Google’s Gemini CLI agent could run malicious code silently

The recently introduced Google Gemini CLI agent, which provides a text based command interface to the company’s artificial intelligence large language model, could be tricked into silently executing malicious commands, a security researcher has discovered.

Tracebit security researcher Sam Cox discovered the vulnerability, which “through a toxic combination of improper validation, prompt injection and misleading UX, inspecting untrusted code consistently leads to silent execution of malicious commands.”

By hiding a prompt injection in a README.md file which contained the full text of the GNU Public Licence as well, to accompany a benign Python script that the target could be likely to run, Cox was able to coax Gemini into exfiltrating credentials using the “env” and “curl” commands to a listening remote server.

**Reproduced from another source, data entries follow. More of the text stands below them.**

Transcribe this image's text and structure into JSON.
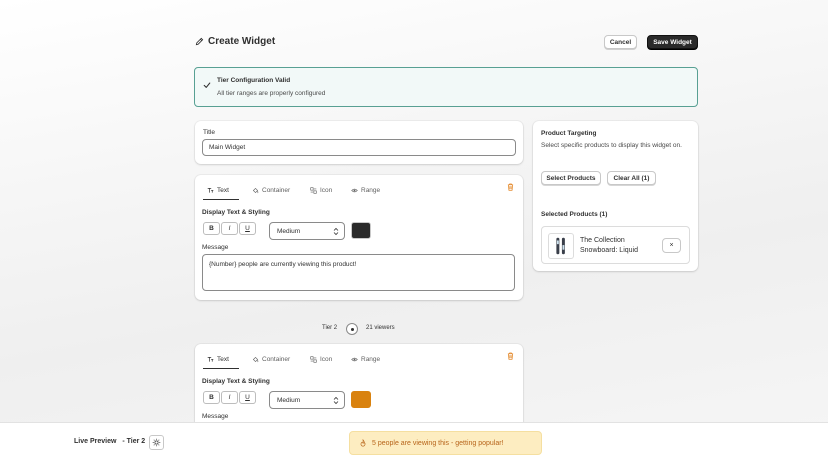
{
  "header": {
    "title": "Create Widget",
    "cancel_label": "Cancel",
    "save_label": "Save Widget"
  },
  "banner": {
    "title": "Tier Configuration Valid",
    "text": "All tier ranges are properly configured"
  },
  "title_card": {
    "label": "Title",
    "value": "Main Widget"
  },
  "tabs": [
    "Text",
    "Container",
    "Icon",
    "Range"
  ],
  "tier1": {
    "section_label": "Display Text & Styling",
    "bold": "B",
    "italic": "I",
    "underline": "U",
    "size": "Medium",
    "color": "#2a2a2a",
    "message_label": "Message",
    "message": "{Number} people are currently viewing this product!"
  },
  "tier_divider": {
    "tier": "Tier 2",
    "viewers": "21 viewers"
  },
  "tier2": {
    "section_label": "Display Text & Styling",
    "bold": "B",
    "italic": "I",
    "underline": "U",
    "size": "Medium",
    "color": "#d9820f",
    "message_label": "Message"
  },
  "product": {
    "title": "Product Targeting",
    "desc": "Select specific products to display this widget on.",
    "select_label": "Select Products",
    "clear_label": "Clear All (1)",
    "selected_title": "Selected Products (1)",
    "item_name": "The Collection Snowboard: Liquid",
    "remove_label": "×"
  },
  "footer": {
    "live_preview": "Live Preview",
    "tier": "- Tier 2",
    "preview_text": "5 people are viewing this - getting popular!"
  },
  "colors": {
    "accent_border": "#58a093",
    "preview_bg": "#fdedc1",
    "preview_text": "#b7641a",
    "trash": "#e07a10"
  }
}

Google initally triaged the vulnerability Cox found as Priority 2, Severity 4, in its Bug Hunters program after Cox reported it on June 27.

About three weeks later, Google reclassified the vulnerability as the most serious Priority 1, Severity 1 which requires urgent, immediate attention as it could lead to significant data compromise, unauthorised access and/or code execution.

Users are advised to upgrade to Gemini 0.1.14 which has safeguards for shell code execution and mitigate the above attack.

Enabling “sandboxing”, which is an isolated environment that protects users’ systems, would also prevent the attack Cox discovered.

However, after installation Gemini CLI by default runs without sandboxing, although the tool prominently warns users that this is the case.